Quote:Original post by Extrarius
Since this seems to be about 'useful but highly specialized programs' now, I regularly use a program (created by me) whose only function is to change a single registry value (HKEY_CURRENT_USER\Software\Microsoft\Windows\CurrentVersion\Policies\System\DisableRegistryTools). I'm glad somebody in IT realized they could control newbies while allowing competent people to fully utilize the computers by restricting accounts using policies and then making said accounts machine-local admins =-)
And that's exactly why we make students power users instead of admins. =P
Anyway, the most specialized but stupid program I've ever written I wrote quite recently. Novell have a suite called ZENworks for Desktops. One thing ZfD allows you to do, amoung many others, is associate applications to certain users and workstations, to control their availability. There's a program called Application Explorer that is part of this suite, that allows these applications to appear as shortcuts on places such as the desktop, quicklaunch bar, and start menu, instead of the seperate Application Launcher window you're otherwise confined to.
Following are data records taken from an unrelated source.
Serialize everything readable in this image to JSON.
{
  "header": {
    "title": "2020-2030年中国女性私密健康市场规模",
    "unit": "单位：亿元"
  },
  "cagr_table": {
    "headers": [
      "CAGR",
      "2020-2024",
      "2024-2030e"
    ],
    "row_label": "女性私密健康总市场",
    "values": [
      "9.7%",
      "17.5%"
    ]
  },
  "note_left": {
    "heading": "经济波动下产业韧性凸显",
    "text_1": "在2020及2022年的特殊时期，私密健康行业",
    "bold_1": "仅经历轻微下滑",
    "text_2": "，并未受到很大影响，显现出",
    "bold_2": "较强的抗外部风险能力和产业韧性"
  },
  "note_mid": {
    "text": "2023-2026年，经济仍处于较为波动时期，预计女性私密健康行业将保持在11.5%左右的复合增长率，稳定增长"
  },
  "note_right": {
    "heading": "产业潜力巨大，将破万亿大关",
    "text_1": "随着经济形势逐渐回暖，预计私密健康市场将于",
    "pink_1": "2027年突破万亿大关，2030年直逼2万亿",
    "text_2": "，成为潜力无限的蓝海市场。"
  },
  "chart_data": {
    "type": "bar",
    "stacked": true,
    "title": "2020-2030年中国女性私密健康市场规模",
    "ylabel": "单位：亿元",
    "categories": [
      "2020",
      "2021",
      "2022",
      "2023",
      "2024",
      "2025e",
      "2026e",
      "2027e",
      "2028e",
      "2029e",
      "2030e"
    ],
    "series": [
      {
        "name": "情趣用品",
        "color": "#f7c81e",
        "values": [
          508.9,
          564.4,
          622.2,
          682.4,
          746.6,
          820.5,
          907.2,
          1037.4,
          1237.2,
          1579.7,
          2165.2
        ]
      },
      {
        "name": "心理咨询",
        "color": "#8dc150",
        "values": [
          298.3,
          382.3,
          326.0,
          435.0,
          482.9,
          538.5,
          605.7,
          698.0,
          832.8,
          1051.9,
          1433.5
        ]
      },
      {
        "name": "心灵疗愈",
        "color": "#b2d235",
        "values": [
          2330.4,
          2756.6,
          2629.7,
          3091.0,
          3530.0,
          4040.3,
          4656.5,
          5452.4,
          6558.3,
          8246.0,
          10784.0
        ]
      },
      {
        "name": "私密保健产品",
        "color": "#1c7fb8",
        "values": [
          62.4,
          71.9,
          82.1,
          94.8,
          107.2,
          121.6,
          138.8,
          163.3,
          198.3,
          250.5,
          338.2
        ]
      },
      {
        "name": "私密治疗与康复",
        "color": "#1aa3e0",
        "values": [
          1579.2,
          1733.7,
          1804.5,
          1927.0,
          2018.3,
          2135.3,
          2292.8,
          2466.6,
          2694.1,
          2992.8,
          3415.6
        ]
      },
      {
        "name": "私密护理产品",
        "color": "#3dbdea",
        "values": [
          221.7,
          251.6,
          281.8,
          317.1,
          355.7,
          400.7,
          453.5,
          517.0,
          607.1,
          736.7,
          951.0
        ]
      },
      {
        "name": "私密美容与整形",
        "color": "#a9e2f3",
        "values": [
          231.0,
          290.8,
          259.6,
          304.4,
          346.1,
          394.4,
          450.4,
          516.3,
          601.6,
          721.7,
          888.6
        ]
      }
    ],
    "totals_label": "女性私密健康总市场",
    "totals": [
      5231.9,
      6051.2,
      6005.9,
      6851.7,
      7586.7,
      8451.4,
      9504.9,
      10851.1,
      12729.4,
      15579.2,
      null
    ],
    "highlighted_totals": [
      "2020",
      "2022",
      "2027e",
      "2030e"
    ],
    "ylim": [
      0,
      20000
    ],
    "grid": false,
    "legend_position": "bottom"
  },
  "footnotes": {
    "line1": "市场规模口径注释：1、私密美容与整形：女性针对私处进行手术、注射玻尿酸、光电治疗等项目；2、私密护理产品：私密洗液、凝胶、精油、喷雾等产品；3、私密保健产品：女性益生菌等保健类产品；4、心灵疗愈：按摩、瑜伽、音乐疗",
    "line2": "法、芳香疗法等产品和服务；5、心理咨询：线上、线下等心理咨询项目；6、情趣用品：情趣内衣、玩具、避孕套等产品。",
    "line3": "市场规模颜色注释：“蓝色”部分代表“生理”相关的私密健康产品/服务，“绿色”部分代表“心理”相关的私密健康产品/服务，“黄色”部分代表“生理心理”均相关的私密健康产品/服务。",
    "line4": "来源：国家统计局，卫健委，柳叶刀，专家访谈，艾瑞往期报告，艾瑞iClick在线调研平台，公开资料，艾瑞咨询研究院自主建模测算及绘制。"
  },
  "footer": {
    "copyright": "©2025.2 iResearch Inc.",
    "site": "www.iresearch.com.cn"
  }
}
Unfortunately, the people who created Application Explorer decided that the "Start Menu" meant the base start menu folder, not the Programs folder within it. This means on the classic start menu for example, any shortcuts it creates appear at the top of the start menu itself, which causes problems when you're pushing down a dozen program groups. Not statisfied with the idea of modifying application explorer to change the folder it requested, I wrote an app which monitors the start menu folder. When Application Explorer creates a shortcut in the start menu folder, Windows notifies my program, and I copy the shortcut into the Programs folder, and mark the original as hidden so it doesn't appear in the start menu. When Application Explorer deletes a shortcut, Windows notifies my program, and I delete the copy.
Of course, the need for this app could be eliminated by a few hours work from a programmer working on ZENworks, which people have been requesting for the better part of a decade now.